Warszawa 2007

The capital of Poland, which shows some of the most visible evidence of the post WWII rebuild.

Warszawa (Varshava - aka Warsaw) is the current capital of Poland (although those in Kraków may argue), having replaced Kraków (Krakoof - aka Krakow or Cracow) in 1596. Like Kraków, it has an old city just outside its centre, with the "new" city which is actually quite old - well, everything is new when it is just built - just outside that. Beside them is the current city centre, then around all of them is the current residential area of the city.

At the end of World War II (WWII), the retreating Germans bombed Warszawa, blowing most of it to pieces. 85% of the buildings were destroyed, including all of those in the old city. The Poles then began a ten year project to rebuild the city, and they clearly have done an amazingly good job. The old and new-old cities were lovingly recreated with most of their old architecture, taken from photographs and memories. The only give-aways are the building materials, which do not always match the originals.

Being under communist dictatorship, residential areas did not receive the same loving care.

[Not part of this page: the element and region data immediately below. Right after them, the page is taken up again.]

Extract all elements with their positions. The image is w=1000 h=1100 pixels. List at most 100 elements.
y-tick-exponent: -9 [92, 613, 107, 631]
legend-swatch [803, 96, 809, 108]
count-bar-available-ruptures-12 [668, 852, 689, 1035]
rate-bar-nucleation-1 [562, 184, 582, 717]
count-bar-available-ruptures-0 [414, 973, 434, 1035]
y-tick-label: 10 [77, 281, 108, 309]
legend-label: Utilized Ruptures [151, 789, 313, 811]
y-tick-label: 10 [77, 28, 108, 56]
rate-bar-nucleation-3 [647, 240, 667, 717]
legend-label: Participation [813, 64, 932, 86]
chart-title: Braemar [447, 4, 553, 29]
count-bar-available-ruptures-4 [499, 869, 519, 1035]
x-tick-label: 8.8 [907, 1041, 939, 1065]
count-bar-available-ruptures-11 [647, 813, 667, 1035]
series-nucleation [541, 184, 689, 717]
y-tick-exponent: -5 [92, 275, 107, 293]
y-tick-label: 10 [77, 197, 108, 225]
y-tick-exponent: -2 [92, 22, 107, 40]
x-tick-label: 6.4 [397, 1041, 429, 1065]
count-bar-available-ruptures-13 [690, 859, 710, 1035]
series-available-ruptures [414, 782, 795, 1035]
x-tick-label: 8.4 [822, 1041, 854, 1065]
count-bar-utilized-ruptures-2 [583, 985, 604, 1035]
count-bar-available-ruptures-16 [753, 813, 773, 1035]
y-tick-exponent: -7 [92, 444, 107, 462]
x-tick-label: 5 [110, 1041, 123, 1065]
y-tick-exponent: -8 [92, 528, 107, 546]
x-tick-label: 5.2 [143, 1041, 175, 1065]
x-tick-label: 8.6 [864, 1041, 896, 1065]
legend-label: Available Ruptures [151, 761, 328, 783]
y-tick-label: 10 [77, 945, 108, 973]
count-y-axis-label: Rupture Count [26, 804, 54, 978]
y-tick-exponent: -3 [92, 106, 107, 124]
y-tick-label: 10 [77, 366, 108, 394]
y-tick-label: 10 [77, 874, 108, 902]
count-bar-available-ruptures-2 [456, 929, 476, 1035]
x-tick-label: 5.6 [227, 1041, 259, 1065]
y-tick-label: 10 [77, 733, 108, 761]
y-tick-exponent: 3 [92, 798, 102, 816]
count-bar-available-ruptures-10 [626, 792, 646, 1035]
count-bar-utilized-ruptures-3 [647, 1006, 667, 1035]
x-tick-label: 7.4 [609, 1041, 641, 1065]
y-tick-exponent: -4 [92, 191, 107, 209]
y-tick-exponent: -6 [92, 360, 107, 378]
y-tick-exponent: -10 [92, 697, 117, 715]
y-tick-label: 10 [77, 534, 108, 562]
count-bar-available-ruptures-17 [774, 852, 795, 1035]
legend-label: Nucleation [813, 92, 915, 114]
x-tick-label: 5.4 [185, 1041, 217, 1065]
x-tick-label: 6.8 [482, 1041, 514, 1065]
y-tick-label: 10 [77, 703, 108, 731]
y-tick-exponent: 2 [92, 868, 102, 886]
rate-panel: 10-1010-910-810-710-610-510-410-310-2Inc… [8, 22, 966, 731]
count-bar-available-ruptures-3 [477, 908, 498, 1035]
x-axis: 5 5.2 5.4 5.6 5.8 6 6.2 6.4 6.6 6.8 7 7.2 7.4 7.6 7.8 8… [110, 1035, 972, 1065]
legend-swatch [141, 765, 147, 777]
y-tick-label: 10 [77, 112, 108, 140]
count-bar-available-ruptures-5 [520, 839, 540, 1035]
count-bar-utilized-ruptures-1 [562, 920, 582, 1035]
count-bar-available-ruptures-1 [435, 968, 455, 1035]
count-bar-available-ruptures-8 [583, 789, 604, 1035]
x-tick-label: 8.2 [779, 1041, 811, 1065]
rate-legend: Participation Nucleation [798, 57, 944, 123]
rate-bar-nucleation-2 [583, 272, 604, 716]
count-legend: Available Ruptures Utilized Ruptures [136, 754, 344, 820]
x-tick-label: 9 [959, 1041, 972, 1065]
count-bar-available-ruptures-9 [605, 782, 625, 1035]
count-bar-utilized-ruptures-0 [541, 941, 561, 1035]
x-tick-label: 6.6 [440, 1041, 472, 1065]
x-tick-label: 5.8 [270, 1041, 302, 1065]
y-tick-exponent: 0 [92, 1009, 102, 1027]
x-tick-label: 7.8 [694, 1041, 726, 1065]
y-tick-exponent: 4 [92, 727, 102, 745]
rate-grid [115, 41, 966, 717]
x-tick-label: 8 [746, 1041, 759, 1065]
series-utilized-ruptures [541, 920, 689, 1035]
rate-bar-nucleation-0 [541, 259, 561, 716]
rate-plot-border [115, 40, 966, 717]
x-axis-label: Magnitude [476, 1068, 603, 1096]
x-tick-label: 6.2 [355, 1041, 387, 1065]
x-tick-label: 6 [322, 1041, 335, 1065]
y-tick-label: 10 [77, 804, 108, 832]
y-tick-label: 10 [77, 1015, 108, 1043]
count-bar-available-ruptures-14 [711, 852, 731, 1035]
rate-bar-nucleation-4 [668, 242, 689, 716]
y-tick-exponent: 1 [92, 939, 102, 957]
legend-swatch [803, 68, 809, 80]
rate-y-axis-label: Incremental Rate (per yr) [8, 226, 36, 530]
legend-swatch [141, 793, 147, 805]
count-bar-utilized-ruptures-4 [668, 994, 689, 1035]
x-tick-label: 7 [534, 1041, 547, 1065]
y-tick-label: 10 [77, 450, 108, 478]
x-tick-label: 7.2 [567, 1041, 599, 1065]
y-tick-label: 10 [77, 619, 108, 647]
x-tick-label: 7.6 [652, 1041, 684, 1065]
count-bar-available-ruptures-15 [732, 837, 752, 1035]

The residential districts were built as quickly as possible, tower block after tower block, identical rabbit hutches, all are equal. The current city centre, however, was given several new buildings, in the communist style. Grand public buildings to dominate the views, blocking out the older Polish architecture. Public office above all. Remember who you serve. The Polish population hate them; an eyesore and reminder of their oppressors, that they have not been able to block out yet.

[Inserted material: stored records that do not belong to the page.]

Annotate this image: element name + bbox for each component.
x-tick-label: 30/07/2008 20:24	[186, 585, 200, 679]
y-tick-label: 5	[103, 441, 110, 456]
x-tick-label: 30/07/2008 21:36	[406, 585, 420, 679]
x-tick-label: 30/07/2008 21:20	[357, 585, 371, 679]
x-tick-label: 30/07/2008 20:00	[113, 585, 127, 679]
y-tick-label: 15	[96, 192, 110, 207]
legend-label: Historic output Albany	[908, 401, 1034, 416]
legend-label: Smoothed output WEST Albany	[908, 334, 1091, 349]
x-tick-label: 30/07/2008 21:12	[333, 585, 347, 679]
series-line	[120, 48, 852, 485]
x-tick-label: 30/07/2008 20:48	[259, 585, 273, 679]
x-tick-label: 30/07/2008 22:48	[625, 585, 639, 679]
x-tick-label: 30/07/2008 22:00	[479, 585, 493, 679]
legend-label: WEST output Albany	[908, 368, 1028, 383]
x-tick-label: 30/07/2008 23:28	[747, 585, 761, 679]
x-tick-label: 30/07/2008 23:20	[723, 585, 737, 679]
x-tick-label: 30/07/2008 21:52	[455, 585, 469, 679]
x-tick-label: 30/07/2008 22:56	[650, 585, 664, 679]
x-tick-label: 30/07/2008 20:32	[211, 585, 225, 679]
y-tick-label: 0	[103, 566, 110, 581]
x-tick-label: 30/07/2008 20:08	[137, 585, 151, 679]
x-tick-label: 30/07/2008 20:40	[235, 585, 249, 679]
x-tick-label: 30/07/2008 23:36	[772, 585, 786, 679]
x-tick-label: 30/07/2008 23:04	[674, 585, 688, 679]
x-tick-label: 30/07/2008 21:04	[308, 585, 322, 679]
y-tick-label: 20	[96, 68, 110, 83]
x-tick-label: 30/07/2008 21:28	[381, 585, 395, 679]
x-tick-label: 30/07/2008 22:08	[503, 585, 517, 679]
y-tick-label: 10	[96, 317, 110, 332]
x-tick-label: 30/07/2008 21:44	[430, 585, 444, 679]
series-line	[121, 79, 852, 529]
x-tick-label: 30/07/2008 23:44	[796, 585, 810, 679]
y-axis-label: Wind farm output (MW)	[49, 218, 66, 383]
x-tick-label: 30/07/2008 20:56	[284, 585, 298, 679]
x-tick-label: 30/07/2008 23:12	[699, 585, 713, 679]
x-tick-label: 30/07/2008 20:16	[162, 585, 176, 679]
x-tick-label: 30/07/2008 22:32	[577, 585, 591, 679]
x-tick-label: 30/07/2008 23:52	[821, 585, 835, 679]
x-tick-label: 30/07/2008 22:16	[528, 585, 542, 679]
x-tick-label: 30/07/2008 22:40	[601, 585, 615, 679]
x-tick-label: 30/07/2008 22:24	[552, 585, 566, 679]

We spent three days in the city, in the midst of a heatwave. It was unbearable. Worse in the trams and busses. At least we finally had a proper bath, and reduced financial requirements.

We were treated to real Polish cooking and some more typically poish dishes; white barszcz (barshch - aka borscht) - like żurek but more sour, Polish sausages, Beef with boiled noodle dough, miseria (meeseree'a) - cucumber in sour cream, and salads made with soured gherkins. Oh, and of course tea without milk (sugar and lemon don't cut it, sorry). Polish hosts have a custom to make sure they prepare more food than you can possibly fit. That is their way of making you feel welcome, and we were made to feel welcome. This conflicts with the British custom for guests, which is to always eat whatever is prepared for you, no matter how much. I had to abandon my country's customs.

But after three days, we wanted to go somewhere, and do something. Since it is unlikely I shall be in a position to do so again any time soon (yes, it was mainly for me), we changed to a different track, to visit one last place before heading home.